Data Mining Research (DMR): Could you introduce yourself to the readers of dataminingblog.com?
Dr. A. Fazel Famili (FF): I was as a Research Scientist at the National Research Council of Canada (NRC) for 30 years (Oct 1, 1984-Jan 16, 2015). Prior to joining NRC, I worked in industry for 3 years. I have a strong data mining and bioinformatics expertise and at my previous positions, I was engaged in unique collaborative research and development in Machine Learning, Data Mining and Knowledge Management for Engineering Systems (Analytics for Sensor Based data) and Life Sciences. The range of application domains that I have worked extensively vary from manufacturing to complex equipment (mobile and stationary, aerospace and extensive work in life sciences. I have edited two books, published over 50 articles in Data Mining and Artificial Intelligence and I have a US Data Mining patent. I have lectured in a number of Institutes in Canada, Europe, Far East, South Africa and South America. I am also an adjunct professor at the School of Electrical Engineering and Computer Science, (University of Ottawa) and founding Editor-in-Chief of the IDA Journal (Intelligent Data Analysis, established in 1996, published bi-monthly). I am now a Data Analytics Consultant (www.ida-ij.com/famili). You can reach me at firstname.lastname@example.org.

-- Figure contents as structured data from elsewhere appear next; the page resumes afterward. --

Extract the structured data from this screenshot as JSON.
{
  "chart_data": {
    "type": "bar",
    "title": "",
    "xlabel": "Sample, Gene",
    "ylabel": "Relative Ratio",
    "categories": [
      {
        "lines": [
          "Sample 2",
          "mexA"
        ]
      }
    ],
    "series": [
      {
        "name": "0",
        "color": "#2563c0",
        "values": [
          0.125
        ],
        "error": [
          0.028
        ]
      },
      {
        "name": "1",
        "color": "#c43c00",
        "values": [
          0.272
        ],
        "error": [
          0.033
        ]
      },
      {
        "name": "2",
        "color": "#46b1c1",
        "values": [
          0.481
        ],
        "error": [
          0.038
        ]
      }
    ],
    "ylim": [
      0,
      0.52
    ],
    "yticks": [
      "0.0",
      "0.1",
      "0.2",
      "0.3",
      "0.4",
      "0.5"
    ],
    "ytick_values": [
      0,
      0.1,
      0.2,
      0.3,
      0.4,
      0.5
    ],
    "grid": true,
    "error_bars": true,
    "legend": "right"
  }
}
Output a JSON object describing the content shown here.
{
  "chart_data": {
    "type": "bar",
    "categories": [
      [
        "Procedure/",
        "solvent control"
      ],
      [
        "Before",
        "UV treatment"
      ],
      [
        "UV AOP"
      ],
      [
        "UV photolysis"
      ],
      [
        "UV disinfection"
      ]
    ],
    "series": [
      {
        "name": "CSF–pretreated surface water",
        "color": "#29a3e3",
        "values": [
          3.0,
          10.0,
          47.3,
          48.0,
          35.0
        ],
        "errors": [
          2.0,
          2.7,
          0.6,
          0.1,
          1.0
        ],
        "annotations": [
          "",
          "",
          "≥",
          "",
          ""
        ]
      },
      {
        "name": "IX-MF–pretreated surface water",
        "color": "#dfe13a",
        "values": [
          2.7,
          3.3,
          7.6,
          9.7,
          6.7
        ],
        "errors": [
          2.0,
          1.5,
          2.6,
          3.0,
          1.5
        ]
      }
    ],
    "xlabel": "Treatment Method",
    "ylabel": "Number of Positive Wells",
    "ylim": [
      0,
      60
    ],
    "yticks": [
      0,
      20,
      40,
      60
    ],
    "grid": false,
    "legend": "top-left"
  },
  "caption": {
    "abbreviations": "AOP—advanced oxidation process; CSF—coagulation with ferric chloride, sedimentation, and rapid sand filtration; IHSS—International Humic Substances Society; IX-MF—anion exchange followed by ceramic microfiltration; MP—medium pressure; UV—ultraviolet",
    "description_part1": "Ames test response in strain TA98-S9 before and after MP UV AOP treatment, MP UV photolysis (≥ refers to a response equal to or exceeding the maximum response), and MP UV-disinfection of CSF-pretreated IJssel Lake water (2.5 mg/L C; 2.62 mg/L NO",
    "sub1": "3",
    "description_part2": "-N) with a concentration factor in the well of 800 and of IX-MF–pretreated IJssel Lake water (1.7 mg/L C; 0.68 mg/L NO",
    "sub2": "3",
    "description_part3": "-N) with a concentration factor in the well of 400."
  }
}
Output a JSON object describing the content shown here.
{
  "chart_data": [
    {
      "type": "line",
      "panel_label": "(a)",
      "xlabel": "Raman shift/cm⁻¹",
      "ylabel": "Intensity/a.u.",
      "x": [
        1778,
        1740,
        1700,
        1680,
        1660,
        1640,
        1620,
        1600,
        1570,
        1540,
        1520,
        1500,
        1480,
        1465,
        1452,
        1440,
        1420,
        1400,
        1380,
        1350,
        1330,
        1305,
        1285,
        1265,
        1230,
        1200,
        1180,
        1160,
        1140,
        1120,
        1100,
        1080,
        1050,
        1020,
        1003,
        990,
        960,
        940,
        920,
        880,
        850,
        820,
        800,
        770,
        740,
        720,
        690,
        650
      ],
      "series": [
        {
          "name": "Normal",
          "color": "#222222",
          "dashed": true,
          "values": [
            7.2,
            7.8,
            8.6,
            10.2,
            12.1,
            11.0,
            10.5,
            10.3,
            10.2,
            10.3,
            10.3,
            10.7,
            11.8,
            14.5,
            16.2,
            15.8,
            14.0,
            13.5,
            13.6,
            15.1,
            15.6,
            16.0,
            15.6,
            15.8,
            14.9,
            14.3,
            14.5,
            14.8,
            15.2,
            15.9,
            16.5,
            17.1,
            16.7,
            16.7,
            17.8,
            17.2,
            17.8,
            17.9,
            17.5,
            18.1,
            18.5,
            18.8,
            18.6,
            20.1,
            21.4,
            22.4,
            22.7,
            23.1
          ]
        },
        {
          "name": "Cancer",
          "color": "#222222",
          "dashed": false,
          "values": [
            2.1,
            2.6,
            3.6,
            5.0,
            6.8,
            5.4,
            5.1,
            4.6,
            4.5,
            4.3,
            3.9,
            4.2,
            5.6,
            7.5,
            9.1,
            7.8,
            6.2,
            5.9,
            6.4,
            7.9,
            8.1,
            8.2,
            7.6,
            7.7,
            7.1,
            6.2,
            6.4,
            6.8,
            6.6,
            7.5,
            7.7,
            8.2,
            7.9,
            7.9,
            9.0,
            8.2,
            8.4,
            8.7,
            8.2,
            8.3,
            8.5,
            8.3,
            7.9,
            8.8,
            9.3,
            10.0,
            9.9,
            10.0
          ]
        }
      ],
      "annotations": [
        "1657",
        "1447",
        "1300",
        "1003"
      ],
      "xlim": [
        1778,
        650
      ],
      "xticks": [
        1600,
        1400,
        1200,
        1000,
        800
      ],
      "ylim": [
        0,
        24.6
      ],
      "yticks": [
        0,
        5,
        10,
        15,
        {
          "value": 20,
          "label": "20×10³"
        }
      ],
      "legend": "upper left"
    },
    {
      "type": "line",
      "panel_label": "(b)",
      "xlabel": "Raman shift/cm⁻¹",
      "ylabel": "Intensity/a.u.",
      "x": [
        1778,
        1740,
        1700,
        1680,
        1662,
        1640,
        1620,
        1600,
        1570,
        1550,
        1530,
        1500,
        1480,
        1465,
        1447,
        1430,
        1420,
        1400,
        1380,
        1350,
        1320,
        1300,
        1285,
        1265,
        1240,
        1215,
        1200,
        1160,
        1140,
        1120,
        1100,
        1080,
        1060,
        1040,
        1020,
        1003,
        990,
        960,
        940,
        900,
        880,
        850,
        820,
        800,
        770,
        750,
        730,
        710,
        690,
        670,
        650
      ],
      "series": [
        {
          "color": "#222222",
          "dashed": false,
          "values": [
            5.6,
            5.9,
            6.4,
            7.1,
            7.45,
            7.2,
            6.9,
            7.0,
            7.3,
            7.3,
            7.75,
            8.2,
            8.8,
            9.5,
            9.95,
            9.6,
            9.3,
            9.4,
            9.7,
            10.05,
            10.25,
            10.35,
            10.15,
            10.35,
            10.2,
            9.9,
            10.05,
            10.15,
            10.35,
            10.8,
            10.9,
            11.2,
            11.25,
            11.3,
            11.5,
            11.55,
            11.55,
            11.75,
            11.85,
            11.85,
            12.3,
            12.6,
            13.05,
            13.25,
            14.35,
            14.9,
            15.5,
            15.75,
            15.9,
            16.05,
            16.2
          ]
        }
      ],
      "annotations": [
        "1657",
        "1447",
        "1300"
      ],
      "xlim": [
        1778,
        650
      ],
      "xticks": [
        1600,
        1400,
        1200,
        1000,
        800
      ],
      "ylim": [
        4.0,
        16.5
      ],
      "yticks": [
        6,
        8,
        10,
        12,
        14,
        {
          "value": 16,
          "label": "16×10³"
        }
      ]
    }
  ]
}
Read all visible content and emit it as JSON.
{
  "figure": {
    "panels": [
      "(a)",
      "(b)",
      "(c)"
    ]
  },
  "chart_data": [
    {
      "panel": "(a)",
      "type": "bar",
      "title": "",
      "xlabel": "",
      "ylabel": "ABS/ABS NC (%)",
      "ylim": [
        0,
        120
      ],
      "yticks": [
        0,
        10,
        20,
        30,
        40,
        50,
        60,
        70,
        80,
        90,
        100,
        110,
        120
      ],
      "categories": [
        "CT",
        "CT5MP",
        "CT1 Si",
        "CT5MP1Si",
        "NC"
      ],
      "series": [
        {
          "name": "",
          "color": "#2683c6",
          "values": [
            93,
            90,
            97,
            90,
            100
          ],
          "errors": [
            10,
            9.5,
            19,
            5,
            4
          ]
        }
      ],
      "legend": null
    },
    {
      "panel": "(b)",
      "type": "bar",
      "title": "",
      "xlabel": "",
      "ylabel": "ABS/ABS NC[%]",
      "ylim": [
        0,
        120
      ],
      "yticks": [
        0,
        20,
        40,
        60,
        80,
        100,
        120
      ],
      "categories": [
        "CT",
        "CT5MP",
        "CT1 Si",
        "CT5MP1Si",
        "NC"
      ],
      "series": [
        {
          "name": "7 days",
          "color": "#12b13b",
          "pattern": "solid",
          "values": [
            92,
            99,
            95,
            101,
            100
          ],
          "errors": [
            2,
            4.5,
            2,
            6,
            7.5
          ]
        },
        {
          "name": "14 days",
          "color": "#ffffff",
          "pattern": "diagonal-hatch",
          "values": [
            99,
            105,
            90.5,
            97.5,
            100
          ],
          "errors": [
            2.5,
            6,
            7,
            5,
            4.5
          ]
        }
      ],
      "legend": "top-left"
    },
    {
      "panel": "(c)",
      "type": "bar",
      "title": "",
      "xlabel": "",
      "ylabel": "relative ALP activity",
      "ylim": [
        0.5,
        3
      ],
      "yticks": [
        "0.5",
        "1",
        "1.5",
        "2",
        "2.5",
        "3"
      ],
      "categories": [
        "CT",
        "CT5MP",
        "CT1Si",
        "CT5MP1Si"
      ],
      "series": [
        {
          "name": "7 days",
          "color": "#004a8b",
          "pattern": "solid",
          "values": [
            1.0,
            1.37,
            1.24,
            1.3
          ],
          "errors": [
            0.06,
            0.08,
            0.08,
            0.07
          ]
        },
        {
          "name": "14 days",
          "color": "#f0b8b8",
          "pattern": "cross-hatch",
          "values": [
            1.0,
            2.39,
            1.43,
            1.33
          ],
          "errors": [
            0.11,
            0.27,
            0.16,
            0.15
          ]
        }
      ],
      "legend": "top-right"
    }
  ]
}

DMR: How would you classify data sources for data mining?
FF: There are several ways to look at this. One way is to divide the world into; (i) Physical/ Engineered Systems and (ii) Life Sciences/Nature. In the first category (i.e. Physical / Engineered Systems), these are systems that did not exist before!. Therefore, we as human beings have created them, the data and it’s contents for these systems are supposed to be known to us (not hidden patterns!). In addition, the root model behind the phenomena for which we have access to their data is mostly known. Examples of this category are complex equipment (sensor based stationary or mobile systems), financial systems, etc. However, in the second category (i.e. Life Sciences and Nature), these are systems that have existed in one form or the other, there are many unknowns in this category, even for data, when, where, what to measure and how?! Examples of this category are: Human life as one species, one object in the universe! Space is also in this category.
DMR: What is the biggest challenge(s) you have faced in the field?
FF: In the early days of data mining work, especially applied data mining projects, our challenge was to educate owners of data what data mining was, what would be the advantages of companies opening the door and providing us with their data and access to real-world data. Nowadays, one of the biggest challenges is to make sure that we have access to and understand (properly choose) the attributes that influence the problem that we are investigating. For example, if we our goal is to predict the potential failure of a component in a complex system for which we have access to hundreds of parameters, unless the particular parameter(s) that are associated with the problem are included in our data (e.g. sensor measurements), there is no guarantee that our discovered models would be of any value in the real-world. Another major challenge is that today’s data is either not structured or semi-structured (e.g. in the form of tables). This could be true in both static (e.g. historical databases) and dynamic (e.g. data streams) applications. Deriving meaningful features and structuring our data for an efficient DM process is not trivial.
DMR: How important are domain experts for data mining projects?
FF: Domain experts can play an important role in several stages of a data mining project. This starts with definition of the problem (i.e. explicit definition of the need, what are they looking for) to data understanding, data pre-processing, data analysis, validation of the results, follow up studies and any other feedback that domain experts can provide throughout the entire data mining paradigm. After all, domain experts are the owners of domain knowledge, a key element in any data mining project. Therefore they should be able to assist data miners to associate the elements of domain knowledge to all steps of a data mining application.
DMR: How should they be involved within projects?
FF: This depends on the nature of a data mining project. In some application domains, they need to participate on a regular basis and at all stages of the data mining process. Obviously, domain experts can educate data miners on the significance of meta-data and its contents. For example, to start with domain experts can provide details such as Hierarchical Generalization Trees, Attribute Relationship Rules and Environment Based Constraints on a typical data set. They can provide detail feedback on the scenarios and use-cases that data miners develop in order to analyze a given data. Domain experts can play a key role in developing an evaluation and validation strategy and even recruiting additional players from different departments of an enterprise who would benefit from discoveries made in a data mining project. When the eventual goal of a data mining project is technology transfer and exploitation, domain experts can play the key role of a lead user to demonstrate how a data mining application has been beneficial in solving their problem. They can also assist in building a business case to demonstrate the financial advantage of analyzing certain data. This list could go on.
DMR: What are your advices for new data miners?
FF: My first advice for all data miners is to properly invest the required amount of time on understanding the application domain before getting into a data mining application. They should make every effort to understand what they are looking for (e.g. newly discovered knowledge to be of high value to owners of the data), the contents of the data (e.g. data quality) and what would be the expected results. One has to be aware of all tools, methodologies, techniques that could be relevant to the data mining application that they want to get involved. Make sure to discuss all steps of a data mining project with domain experts and if possible, target a successful deployment to observe the reward of your efforts.